An dem Abend aber, als er die Ratsmädchen auf der Treppe beinahe umgerannt hatte, näherte er sich ihnen: „Nun, Ihr Haareulen,“ sagte er, „wie geht’s? – Wie steht’s? Ihr seid ja gut ausstaffiert, sorgt nur dafür, daß es nachher, wenn Ihr eingefangen habt, was Ihr einfangen werdet, und die goldenen Fahnen davon geflattert sind,“ er schnippte leicht in Rösens Haar mit dem Finger, „daß es dann nicht gar zu übel um Euch und die, die mit Euch leben müssen, steht. In der Jugend geht alles an, die hat ihre Zwecke, da mag es sein; aber pfui Teufel, alte Weiber, da hat es seine Gefahr, da kann alles unerträglich sein. Denkt daran, daß Ihr alte Weiber werdet, und sorgt schon jetzt vor, daß es dann leidlich mit Euch auszuhalten sei. Schwatzt nicht, und wenn es jetzt noch so niedlich klingt, später ist es das nicht mehr, – ist unausstehlich, horrend! Seid anspruchslos, des Alters wegen. Anspruchsvolle alte Weiber, – grauenhaft! Soviel wie ein altes Weib geben kann, auf soviel hat sie Anspruch im Entgegennehmen, versteht Ihr? Verflucht wenig!“ Die Ratsmädchen hörten ihm verwundert und lächelnd zu. „Versucht“, brummte er, „ob Ihr es fertig bringt, Euer lebelang freundlich zu bleiben und mitleidig! Diese zwei Dinge können versöhnen. Nebenbei sparsam und fleißig. Was ich Euch hier sage, ist vernünftig und klug, wenn es Euch auch dumm vorkommt. Hört auf einen, der klüger ist, als der übrige Haufe, und Ihr bekommt’s nicht alle Tage zu hören! Mit der Jugend nimmt’s rasch ein Ende. Heut seid Ihr vierzehn und fünfzehn und nächstes Jahr sechzehn, dann kommt langsam siebzehn, achtzehn, neunzehn. Seid Ihr erst zwanzig, dann geht es mit Riesenschritten: fünfundzwanzig, dreißig, fünfunddreißig – fünfzig, hu!“ und der kleine Mensch mit dem großen Kopf schnitt eine greuliche Fratze.

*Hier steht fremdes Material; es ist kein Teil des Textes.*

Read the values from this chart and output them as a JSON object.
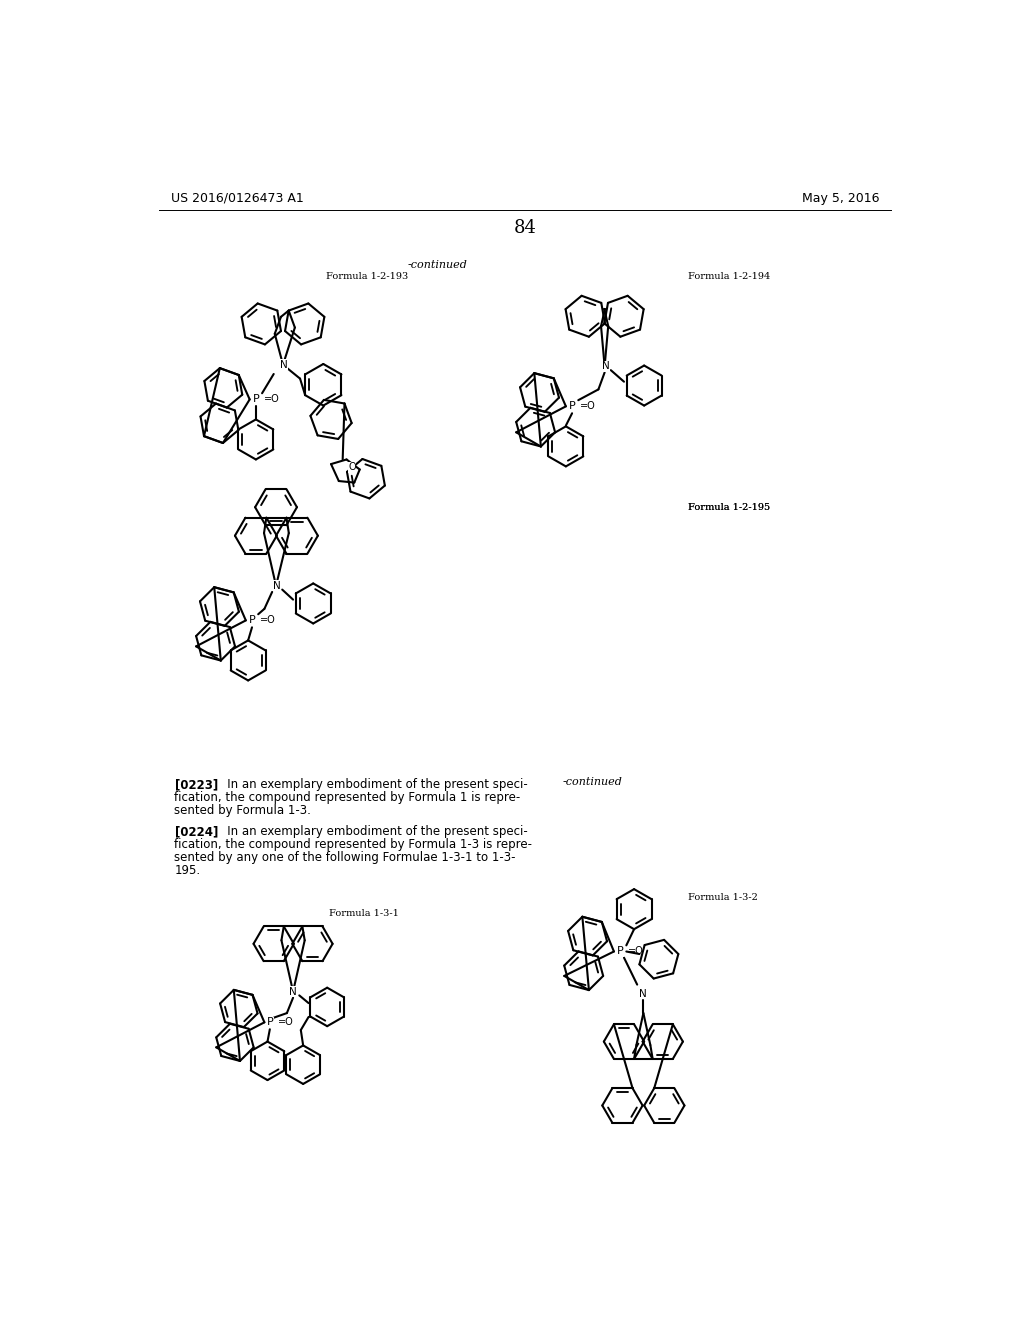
{
  "page_header_left": "US 2016/0126473 A1",
  "page_header_right": "May 5, 2016",
  "page_number": "84",
  "continued_label": "-continued",
  "f193_label": "Formula 1-2-193",
  "f194_label": "Formula 1-2-194",
  "f195_label": "Formula 1-2-195",
  "f131_label": "Formula 1-3-1",
  "f132_label": "Formula 1-3-2",
  "continued_bottom": "-continued",
  "para_0223_bold": "[0223]",
  "para_0223_text": "   In an exemplary embodiment of the present speci-\nfication, the compound represented by Formula 1 is repre-\nsented by Formula 1-3.",
  "para_0224_bold": "[0224]",
  "para_0224_text": "   In an exemplary embodiment of the present speci-\nfication, the compound represented by Formula 1-3 is repre-\nsented by any one of the following Formulae 1-3-1 to 1-3-\n195.",
  "bg": "#ffffff",
  "fg": "#000000"
}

„Unrecht hat er nicht,“ sagte Röse, als er wieder von ihnen gegangen war. „Aber wenn man sich denkt, daß es ein junger Mann ist, der so spricht, dann kommt einem die Sache doch närrisch vor.“

„Abgeschmackt,“ urteilte Marie.

„I gar, das nicht,“ bemerkte Röse tiefsinnig.

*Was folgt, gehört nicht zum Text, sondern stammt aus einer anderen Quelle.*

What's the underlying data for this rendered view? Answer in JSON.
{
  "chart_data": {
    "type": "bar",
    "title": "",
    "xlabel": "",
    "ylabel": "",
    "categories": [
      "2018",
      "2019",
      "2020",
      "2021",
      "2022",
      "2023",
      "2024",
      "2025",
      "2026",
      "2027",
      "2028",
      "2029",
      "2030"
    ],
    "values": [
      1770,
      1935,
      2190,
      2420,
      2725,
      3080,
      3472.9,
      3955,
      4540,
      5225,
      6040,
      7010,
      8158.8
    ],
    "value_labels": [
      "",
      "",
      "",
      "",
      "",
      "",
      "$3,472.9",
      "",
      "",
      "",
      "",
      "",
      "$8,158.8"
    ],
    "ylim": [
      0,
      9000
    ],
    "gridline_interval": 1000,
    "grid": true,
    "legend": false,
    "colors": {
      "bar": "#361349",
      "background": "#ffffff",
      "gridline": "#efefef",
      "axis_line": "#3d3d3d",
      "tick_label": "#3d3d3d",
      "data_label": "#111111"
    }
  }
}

Und sie hatte sich die Worte des wunderlichen Menschen fürs Leben wohl gemerkt. Als die Jugend von ihr gewichen war, die goldenen Fahnen eingezogen, da blieb die reine Freundlichkeit, Anspruchslosigkeit zurück, eine unerschöpfliche Güte, mit der sie bis in das hohe Alter Haus und Familie, Kind und Kindeskinder, beglückte und rührte. Es blieb ein Wesen zurück, aus lauter Liebe gestaltet. Ich weiß nicht, wie ich es nennen soll, ein altes Weib wurde unsere Röse nie; sie wurde so wenig alt, als Güte und Anspruchslosigkeit je alt werden können. Wir nennen sie noch heute unser „Gomelchen“. Der Name ist gekommen, ich weiß nicht wie. Er entstand, um etwas zu benennen, für das sich kein Name eingestellt hatte, für etwas, das lauter Heiterkeit, Liebe, Liebenswürdigkeit, Innigkeit, Frische und die Güte selbst ist. Sie wurde ein „Gomelchen“, wie schon gesagt, nie alt, kein Mütterchen, „ein Gomelchen“, nichts anderes. Der Philosoph hatte den herrlichen Mädchen wohl, weil er Mitleid mit ihnen fühlte, einen Zauberspruch fürs Leben mitgegeben, der sie vor dem Alter schützen sollte; diesen Spruch: „Immer an das alte Weib denken“, hat Röse zu jeder Zeit wohl im Herzen behalten.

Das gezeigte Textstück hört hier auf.